In terms of availability of part-time work, this can also vary a lot by practice type and specialty. A hospital is probably not likely to hire someone who wants to work part-time, vs. say a private practice that has had difficulty in getting someone for a while or for whom making availability of a part-time option a priority. You can read about the lifestyle of Pediatric Gastroenterology here: http://www.pedsubs.org/subdes/Gastroenterology.cfm, which reading it seems pretty accurate based on what I’ve seen. Realize that many times in private practice, doctors might work longer just because you’re the one bringing in the money to pay the bills and keep your lights on in the private practice, unlike if you work for a hospital or an academic medical center which already has a huge infrastructure in place, and where you’re usually on salary and have to see x number of patients per year, blah blah which is all stated in your contract, but on the flip side is that the hospital, as your employer, calls the shots on many aspects.
In that Youtube video, I posted above on PA vs. MD, I believe they do discuss about training length, lifestyle, and work-life balance. For example, a PA doesn’t do a residency, but can flip between specialties easier, unlike a physician who can’t do that because you’d have to redo a residency in that field before practicing it. I will say this, and this is only my opinion, but I feel like if you come into medical school initially with the major concern about lifestyle, medicine will be much much harder for you, just because there is a LOT of delayed gratification that you will have to be able to put up with, before you finally get to enjoy that particular lifestyle (not even taking into account that certain residencies and subspecialty fellowships can be very competitive to get due to the inherent lifestyle).
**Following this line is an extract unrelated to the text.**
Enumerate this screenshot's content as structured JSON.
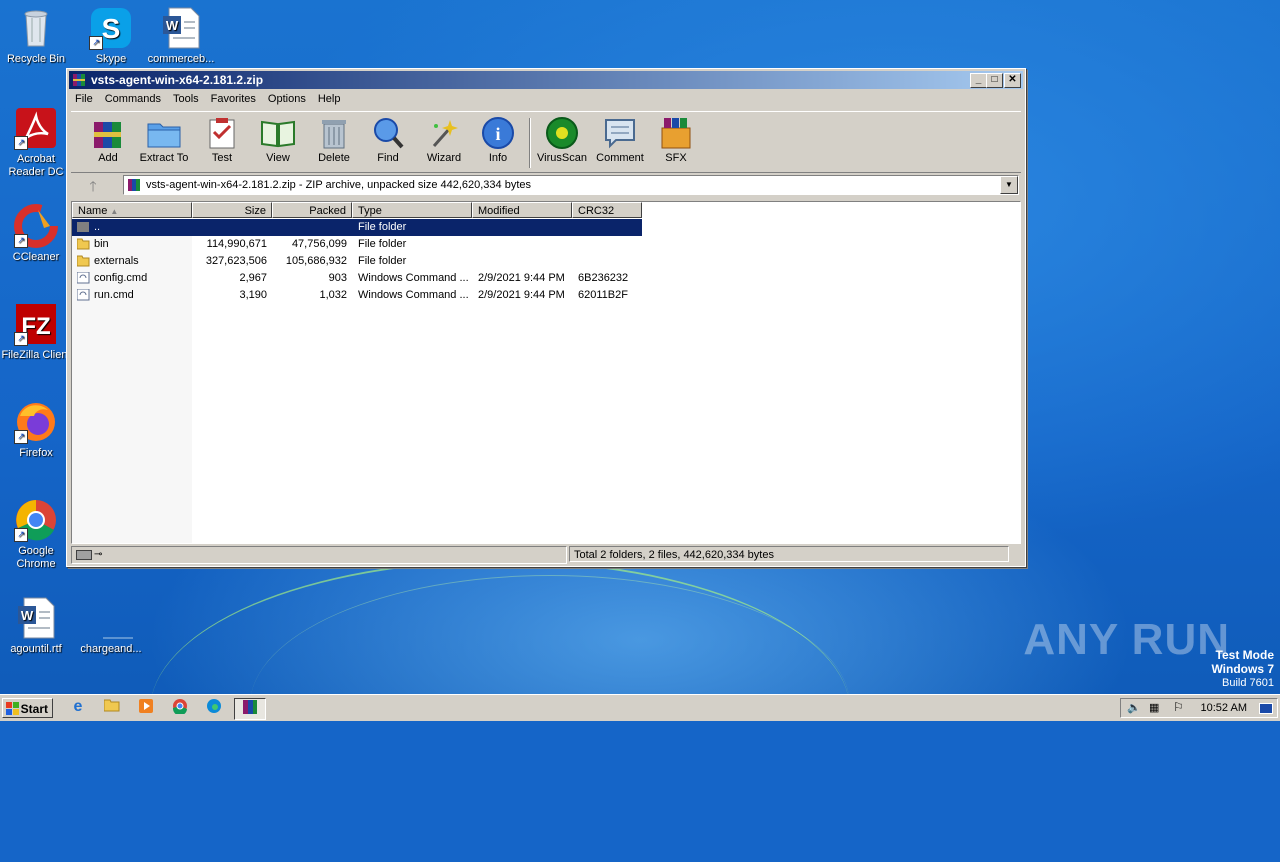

Many older attendings are very disconnected when it comes to lifestyle concerns, but they also were born in a different generation, when medicine was much different than it is now in terms of what they value: http://www.amanet.org/training/articles/Leading-the-Four-Generations-at-Work.aspx.
I think it’s one of the major issues that will affect medicine more and more, and affect our profession greatly, when students these days are much more willing to scope out other choices and not just automatically jump on the physician bandwagon, just because they want a career in healthcare (i.e. see the PA and NP professions - in which the delay of gratification to finally practice tends to be smaller & overall responsibilities tend to be less, compared to physicians and thus more lifestyle conducive, not to mention probably less student debt although I haven’t calculated out the numbers exactly, the way the Atlantic article did that I posted above). And then there are professions like Dentistry (with its subspecialties) or Optometry in which a controlled lifestyle is already built into the cake, and thus much more well accepted by those in the profession, because of the particular work that they do. I hope that makes sense and that I answered your questions.